Sûrement juste un échec qui ne dort plus et met toujours sa musique trop fort, même au fond de tes rêves les plus sincères. Les rêves d’une personne qui voudrait simplement dormir et oublier. Boucler la transition.
Le baiser neuronal de l’odeur qui remonte jusqu’à ton cerveau sort des crocs comme des pioches, il fait tous les dégâts qu’il peut et glisse dans tous les orifices qu’il croise.
Il aime ton nez, tes yeux, tes oreilles et préfère utiliser ta bouche comme porte de sortie. Ta bouche si douce où s’écoulent et s’avalent les déchets inutiles. Ta bouche qui recrache des mots comme on s’enlève une épine. C’est un champs de cactus dans lequel tu t’es couchée.

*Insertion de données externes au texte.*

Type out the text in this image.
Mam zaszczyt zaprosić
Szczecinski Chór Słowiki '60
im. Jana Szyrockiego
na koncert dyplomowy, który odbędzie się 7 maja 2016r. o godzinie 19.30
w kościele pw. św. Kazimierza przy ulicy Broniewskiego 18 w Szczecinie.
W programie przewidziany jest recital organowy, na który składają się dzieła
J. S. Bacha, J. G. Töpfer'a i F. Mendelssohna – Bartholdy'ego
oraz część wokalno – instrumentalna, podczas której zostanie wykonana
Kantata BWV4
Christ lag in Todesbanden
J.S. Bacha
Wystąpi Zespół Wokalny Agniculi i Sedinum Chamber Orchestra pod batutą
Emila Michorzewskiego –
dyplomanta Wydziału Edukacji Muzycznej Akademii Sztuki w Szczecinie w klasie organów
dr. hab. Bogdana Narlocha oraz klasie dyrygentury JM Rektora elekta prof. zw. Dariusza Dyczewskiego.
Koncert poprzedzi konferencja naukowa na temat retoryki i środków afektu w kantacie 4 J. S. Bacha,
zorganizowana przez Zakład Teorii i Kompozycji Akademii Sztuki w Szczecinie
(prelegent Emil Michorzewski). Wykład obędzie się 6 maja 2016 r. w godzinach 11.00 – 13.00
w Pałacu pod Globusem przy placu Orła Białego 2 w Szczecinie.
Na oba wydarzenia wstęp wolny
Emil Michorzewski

Toute violence reçue est une bombe en amorce. Sagement, elle explose en silence dans les cavités dévastées de tes sens en déroute, ébréchés par les coups de pioches de l’odeur qui continue d’avancer.
A force de se multiplier, elle pourrait un jour ne plus être contenue. Crier de toutes tes forces, alerter les pierres, les témoins inconscients, les innocents en puissance, les coupables qui se terrent.
Tu en meurs d’envie, premier témoin muet des odeurs qui s’embrassent déjà dans ta tête. Tu en meurs d’envie et tu ne répondras pas. C’est devenu ta seule défense.
Des bombes ont explosé dans ta tête, pourtant.
La jalousie va finir par tuer quelqu’un. Songe à ne pas rester près d’elle.
Et arrête de baiser avec des cactus.